Una riflessione di Vauro che (anche se “spinta”) dovrebbe instillare almeno qualche dubbio. Dico, Vauro, mica Giuliano Ferrara, l’ha scritta:

Un tempo c’erano i giornali di partito. Poi quel tempo è finito. Adesso ci sono i partiti di giornale. Finora con i giornali si era fatto un po’ di tutto: cappelli da muratore, aeroplanini, barchette, coperte per i barboni ed un altro uso non troppo nobile ma utilissimo in caso di inderogabili emergenze. 
Insomma, non si può dire che i giornali siano fatti solo per essere letti, anche perché spesso non c’è scritto un cazzo per cui ne valga la pena. Ma comunque, come abbiamo visto, a qualcosa servono sempre.
Un vecchio giornalista comunista, Luigi Pintor, diceva: “Un giornale il giorno dopo è buono solo per incartare il pesce”.

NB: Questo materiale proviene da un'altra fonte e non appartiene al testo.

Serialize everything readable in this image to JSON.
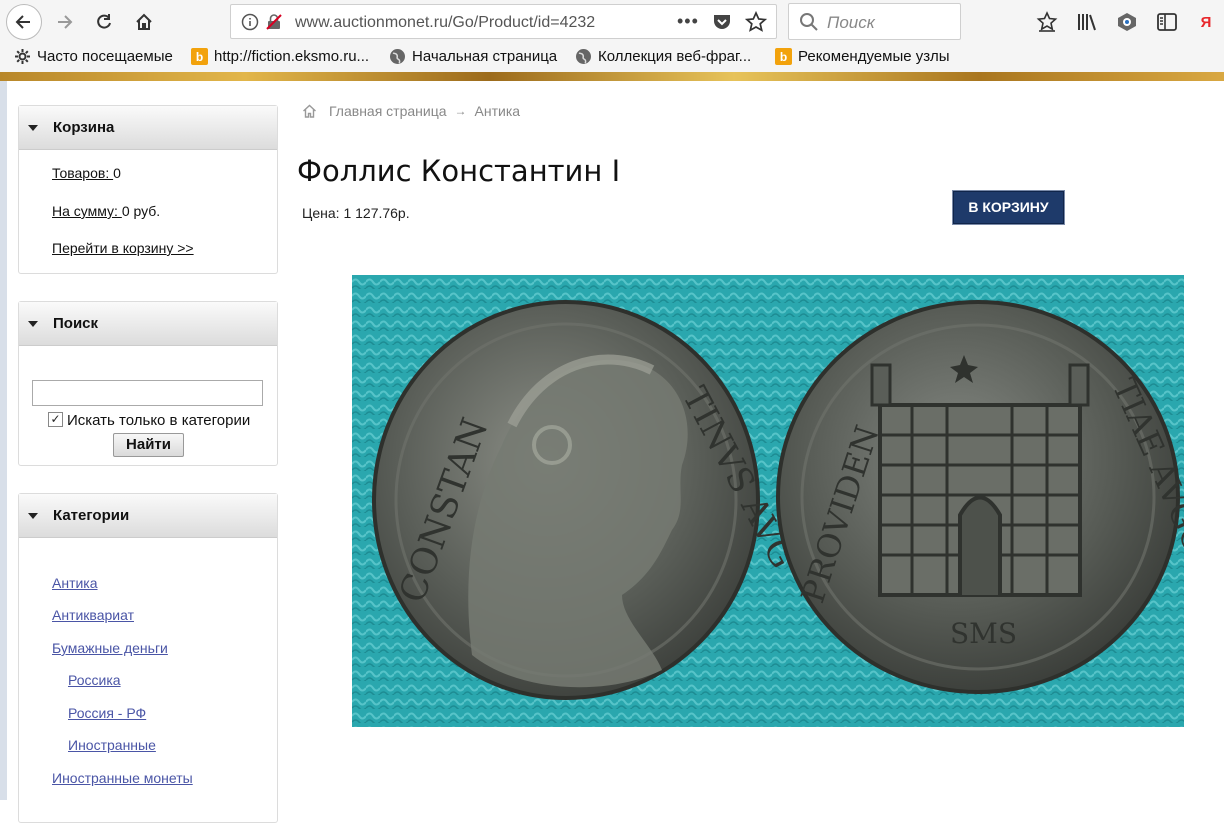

E cosa ti vanno a fare invece Ezio Mauro ed Eugenio Scalfari con il giornale? Un partito. Un bel partito di carta, dopo tanti anni in cui siamo stati governati da un partito di plastica. Se ne sentiva proprio il bisogno. La carta è leggera e segue il vento, è biodegradabile e riciclabile. Questa ultima caratteristica poi la rende particolarmente adatta all’impiego in politica. Intellettuali, cantanti, comici, scrittori, roberti saviani e tutta la buona società plaudono oggi entusiasti al nuovo partito di giornale.
E domani? Ci si domanda.
Sarà sempre buono per incartare il pesce.